In a public welfare case the alleged offender is under a duty or standard of care, which would require him to fulfill his duties and responsibilities with all due care and attention. For a Crown to establish a failure of care, to the criminal standard needed for conviction would require evidence relating to the standard of care and a detailed examination of what those duties and responsibilities are in the circumstances.  Prosecutors would need to delve into corporate culture and industry standards. As a result, such trials can be lengthy and complicated with unsatisfying results.

That explains why the Exxon Valdez’s Captain, charged originally with criminal mischief, operating the Exxon Valdez while intoxicated, and reckless endangerment, and a misdemeanor charge of negligently discharging oil, was only convicted of the misdemeanor and was sentenced to $50,000 restitution order and 1000 hours of community service. It also explains why the town managers in the Walkerton case pleaded guilty to the lesser offence of common nuisance with one accused receiving a conditional sentence of nine moths and the other, a one-year jail term. Finally, it explains why the BC ferry navigator, Karl Lilgert, has yet to be tried on his charges, although the incident occurred in 2006. Lilgert’s preliminary hearing was heard in May 2011 and he is now in the Supreme Court system as he awaits a jury trial.

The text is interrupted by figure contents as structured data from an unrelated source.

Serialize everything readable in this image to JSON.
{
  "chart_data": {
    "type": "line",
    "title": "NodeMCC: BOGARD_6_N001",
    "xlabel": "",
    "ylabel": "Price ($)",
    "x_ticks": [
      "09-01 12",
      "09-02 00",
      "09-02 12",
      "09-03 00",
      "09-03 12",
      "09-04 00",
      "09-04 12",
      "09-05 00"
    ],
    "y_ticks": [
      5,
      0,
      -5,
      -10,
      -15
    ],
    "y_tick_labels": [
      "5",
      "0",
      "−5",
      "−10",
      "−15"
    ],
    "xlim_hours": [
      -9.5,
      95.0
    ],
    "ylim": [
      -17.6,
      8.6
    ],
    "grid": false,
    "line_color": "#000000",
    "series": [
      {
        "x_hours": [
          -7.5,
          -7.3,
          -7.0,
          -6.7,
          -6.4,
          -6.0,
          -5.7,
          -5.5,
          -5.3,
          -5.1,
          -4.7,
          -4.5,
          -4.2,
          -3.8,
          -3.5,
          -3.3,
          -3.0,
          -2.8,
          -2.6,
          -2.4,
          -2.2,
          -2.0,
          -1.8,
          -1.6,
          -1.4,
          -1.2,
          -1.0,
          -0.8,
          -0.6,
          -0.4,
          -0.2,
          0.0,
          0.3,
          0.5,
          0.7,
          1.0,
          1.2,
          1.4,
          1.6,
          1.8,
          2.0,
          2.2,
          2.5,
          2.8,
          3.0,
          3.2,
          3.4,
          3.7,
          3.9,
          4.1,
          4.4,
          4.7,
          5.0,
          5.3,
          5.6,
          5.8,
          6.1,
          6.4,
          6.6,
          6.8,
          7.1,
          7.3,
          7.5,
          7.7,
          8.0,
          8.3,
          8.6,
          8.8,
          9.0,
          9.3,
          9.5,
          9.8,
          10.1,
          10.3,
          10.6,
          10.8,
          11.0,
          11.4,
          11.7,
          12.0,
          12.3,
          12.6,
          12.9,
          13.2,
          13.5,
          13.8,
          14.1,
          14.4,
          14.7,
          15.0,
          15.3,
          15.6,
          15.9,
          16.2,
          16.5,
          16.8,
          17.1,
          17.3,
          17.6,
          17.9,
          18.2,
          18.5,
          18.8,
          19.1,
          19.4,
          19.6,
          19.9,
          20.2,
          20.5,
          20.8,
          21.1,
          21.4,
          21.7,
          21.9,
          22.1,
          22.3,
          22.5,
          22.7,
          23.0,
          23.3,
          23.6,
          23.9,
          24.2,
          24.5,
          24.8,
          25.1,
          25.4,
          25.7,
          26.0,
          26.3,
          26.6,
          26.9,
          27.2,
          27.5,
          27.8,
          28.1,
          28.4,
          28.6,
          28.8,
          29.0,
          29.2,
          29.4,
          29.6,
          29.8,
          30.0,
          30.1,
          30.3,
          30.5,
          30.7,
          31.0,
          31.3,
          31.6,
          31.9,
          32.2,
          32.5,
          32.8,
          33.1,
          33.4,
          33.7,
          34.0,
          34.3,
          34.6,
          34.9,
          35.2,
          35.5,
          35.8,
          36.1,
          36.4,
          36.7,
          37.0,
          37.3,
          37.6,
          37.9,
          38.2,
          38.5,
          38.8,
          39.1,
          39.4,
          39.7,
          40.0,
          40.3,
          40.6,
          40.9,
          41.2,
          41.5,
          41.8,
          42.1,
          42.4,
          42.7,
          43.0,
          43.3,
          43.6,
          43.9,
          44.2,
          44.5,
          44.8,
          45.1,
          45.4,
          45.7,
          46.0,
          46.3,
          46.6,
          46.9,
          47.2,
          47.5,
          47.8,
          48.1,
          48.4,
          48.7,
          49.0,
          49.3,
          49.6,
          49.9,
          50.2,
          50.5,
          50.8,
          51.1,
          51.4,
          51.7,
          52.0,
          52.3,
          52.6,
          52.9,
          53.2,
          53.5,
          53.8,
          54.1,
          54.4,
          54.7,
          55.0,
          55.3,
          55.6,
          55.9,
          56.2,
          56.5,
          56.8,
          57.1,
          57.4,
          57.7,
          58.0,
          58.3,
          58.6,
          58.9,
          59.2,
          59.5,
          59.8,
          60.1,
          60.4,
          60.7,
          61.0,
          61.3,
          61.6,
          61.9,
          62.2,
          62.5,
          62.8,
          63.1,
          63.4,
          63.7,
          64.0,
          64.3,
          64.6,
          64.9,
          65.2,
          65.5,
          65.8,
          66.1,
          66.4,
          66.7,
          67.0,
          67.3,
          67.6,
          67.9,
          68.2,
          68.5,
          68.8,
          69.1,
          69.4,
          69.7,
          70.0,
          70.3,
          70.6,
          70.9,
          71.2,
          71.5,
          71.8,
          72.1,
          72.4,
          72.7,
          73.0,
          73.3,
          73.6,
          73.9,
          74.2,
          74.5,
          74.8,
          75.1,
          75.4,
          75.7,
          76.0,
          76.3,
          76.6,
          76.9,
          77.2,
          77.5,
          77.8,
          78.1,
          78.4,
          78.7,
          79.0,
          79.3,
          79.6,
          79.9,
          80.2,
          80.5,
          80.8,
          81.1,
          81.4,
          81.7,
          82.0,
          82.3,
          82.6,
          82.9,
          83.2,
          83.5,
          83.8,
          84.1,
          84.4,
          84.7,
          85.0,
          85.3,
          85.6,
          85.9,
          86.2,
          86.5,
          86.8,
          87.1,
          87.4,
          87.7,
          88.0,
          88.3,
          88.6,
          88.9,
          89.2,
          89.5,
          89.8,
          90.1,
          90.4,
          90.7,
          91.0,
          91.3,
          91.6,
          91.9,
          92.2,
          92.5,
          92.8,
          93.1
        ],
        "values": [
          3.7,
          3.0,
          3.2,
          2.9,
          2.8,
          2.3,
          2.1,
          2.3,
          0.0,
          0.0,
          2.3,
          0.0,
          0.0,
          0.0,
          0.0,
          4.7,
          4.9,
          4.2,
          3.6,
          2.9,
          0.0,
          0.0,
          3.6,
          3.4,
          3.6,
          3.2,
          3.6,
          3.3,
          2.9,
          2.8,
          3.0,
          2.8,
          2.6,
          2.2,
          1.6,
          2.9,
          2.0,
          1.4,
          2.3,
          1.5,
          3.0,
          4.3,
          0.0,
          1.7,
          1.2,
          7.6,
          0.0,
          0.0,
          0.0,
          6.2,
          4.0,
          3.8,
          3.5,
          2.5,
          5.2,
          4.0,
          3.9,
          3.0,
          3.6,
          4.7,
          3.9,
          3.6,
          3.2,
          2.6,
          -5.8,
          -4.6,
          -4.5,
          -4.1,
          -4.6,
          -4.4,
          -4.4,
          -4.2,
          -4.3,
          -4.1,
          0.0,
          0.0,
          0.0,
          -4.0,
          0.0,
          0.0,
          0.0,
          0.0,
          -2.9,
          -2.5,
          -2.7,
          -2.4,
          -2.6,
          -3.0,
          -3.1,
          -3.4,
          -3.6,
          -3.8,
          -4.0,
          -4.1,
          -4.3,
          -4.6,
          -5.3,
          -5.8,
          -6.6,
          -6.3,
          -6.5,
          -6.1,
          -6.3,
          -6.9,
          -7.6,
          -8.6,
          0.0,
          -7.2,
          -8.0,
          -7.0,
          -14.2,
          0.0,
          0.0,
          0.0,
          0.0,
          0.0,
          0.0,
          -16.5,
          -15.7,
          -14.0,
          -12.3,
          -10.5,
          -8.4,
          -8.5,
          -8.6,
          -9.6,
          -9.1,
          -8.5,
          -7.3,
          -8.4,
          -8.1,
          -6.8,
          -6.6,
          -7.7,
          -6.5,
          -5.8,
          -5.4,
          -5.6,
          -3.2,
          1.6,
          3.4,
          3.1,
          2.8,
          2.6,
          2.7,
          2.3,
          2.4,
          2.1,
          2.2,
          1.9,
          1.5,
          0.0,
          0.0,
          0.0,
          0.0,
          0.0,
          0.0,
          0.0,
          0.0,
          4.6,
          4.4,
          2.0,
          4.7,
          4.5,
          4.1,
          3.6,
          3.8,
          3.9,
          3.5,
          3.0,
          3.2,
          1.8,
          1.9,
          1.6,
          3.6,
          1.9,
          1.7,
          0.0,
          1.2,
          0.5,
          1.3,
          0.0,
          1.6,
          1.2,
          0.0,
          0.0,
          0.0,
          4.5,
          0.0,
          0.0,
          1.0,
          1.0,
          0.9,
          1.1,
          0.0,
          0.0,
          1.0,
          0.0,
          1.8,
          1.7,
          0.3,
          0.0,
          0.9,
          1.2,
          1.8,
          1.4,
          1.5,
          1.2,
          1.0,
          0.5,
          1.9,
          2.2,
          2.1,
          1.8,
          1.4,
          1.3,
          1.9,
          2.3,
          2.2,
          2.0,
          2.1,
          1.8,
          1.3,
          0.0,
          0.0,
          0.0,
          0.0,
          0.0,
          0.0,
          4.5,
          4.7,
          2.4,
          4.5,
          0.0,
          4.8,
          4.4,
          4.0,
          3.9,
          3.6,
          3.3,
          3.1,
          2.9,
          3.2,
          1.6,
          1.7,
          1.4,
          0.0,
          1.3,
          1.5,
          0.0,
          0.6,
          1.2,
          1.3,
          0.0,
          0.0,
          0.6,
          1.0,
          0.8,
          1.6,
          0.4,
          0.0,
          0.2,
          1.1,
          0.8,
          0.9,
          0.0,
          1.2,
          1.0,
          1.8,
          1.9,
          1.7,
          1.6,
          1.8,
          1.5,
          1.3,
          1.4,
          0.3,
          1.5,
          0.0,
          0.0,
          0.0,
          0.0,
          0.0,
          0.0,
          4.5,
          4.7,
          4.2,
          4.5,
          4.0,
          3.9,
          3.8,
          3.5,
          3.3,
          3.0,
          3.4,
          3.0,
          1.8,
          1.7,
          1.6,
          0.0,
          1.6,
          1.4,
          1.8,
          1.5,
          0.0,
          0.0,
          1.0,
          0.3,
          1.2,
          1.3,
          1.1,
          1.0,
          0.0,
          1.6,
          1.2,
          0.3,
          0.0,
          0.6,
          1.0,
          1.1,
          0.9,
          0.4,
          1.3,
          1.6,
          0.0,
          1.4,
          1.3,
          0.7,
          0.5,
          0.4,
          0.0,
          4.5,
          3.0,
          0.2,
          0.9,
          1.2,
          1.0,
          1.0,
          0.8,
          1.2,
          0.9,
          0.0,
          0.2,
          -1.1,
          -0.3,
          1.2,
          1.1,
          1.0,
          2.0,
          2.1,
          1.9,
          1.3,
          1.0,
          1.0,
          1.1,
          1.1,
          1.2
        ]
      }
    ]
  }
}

So, for those awaiting a speedy outcome from the Costa tragedy, or indeed, any other public disaster, they will be disappointed. For the few who actually stick with the case to the bitter end, the result may be even more socially disconcerting. All of this may lead us to wonder if our criminal law can appropriately respond to crimes of such epic proportions and make us re-consider if it even really should in the first place. The problem is: what’s the alternative?